In all the books wherein the life of to-day is portrayed there move men and women whose consciences are no longer troubled by the thought of any wrong. With a photographic accuracy Arnold Bennett has set forth the lives of men and women emerging from the gutter into ease and riches, but the world to which they attain is a world where the thought of God ceases to inspire or disturb. He indeed pauses in a moment of grim satire to visualise a soul in the throes of realising sin. The heroine of three books, Hilda Lessways, shuts her ears to the call summoning her to her mother's bedside, only to find her dead when selfishness suffers her to arrive.
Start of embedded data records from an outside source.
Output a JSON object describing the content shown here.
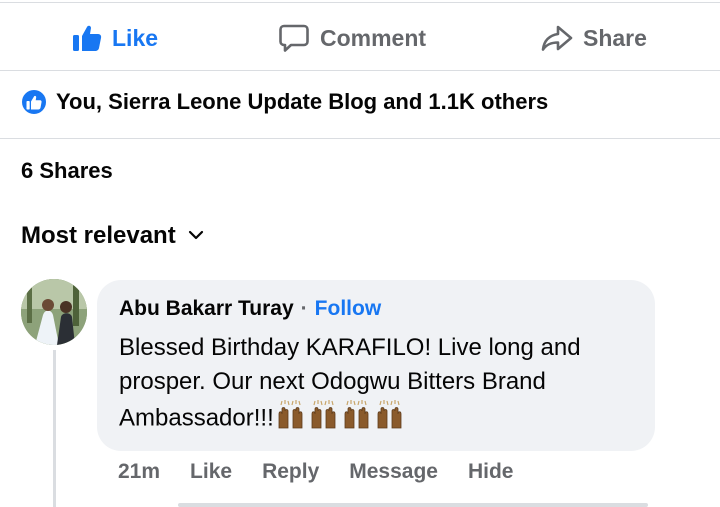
{
  "actions": {
    "like_label": "Like",
    "comment_label": "Comment",
    "share_label": "Share"
  },
  "reactions": {
    "icon": "thumbs-up-icon",
    "summary": "You, Sierra Leone Update Blog and 1.1K others"
  },
  "shares": {
    "label": "6 Shares"
  },
  "sort": {
    "label": "Most relevant",
    "icon": "chevron-down-icon"
  },
  "comment": {
    "author": "Abu Bakarr Turay",
    "separator": "·",
    "follow_label": "Follow",
    "text": "Blessed Birthday KARAFILO! Live long and prosper. Our next Odogwu Bitters Brand Ambassador!!!",
    "emoji": "raising-hands-icon",
    "emoji_count": 4,
    "time": "21m",
    "like_label": "Like",
    "reply_label": "Reply",
    "message_label": "Message",
    "hide_label": "Hide"
  },
  "colors": {
    "accent": "#1877f2",
    "muted": "#65676b",
    "bubble": "#f0f2f5",
    "divider": "#dadde1"
  }
}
From the house where her dead mother lies she goes to the station to meet a relative and comes face to face with a well-dressed epileptic. She watches him, almost shuddering. He stares at her with his epileptic eyes ... and she rushes home a nervous wreck. 'She knew profoundly and fatally,' expounds Mr. Bennett, 'the evil principle which had conquered her so completely that she had no power left with which to fight it. This evil principle was sin itself. She was the sinner convicted and self-convicted. One of the last intelligent victims of a malady which has now almost passed away from the civilised earth, she existed in the chill and stricken desolation of incommutable doom.' Our author knows his world, and in that world only the sight of an epileptic convinces of sin. And the realisation, as might be expected, only throws the victim more surely into the grip of sin. For that world knows no longer any God who saves from sin.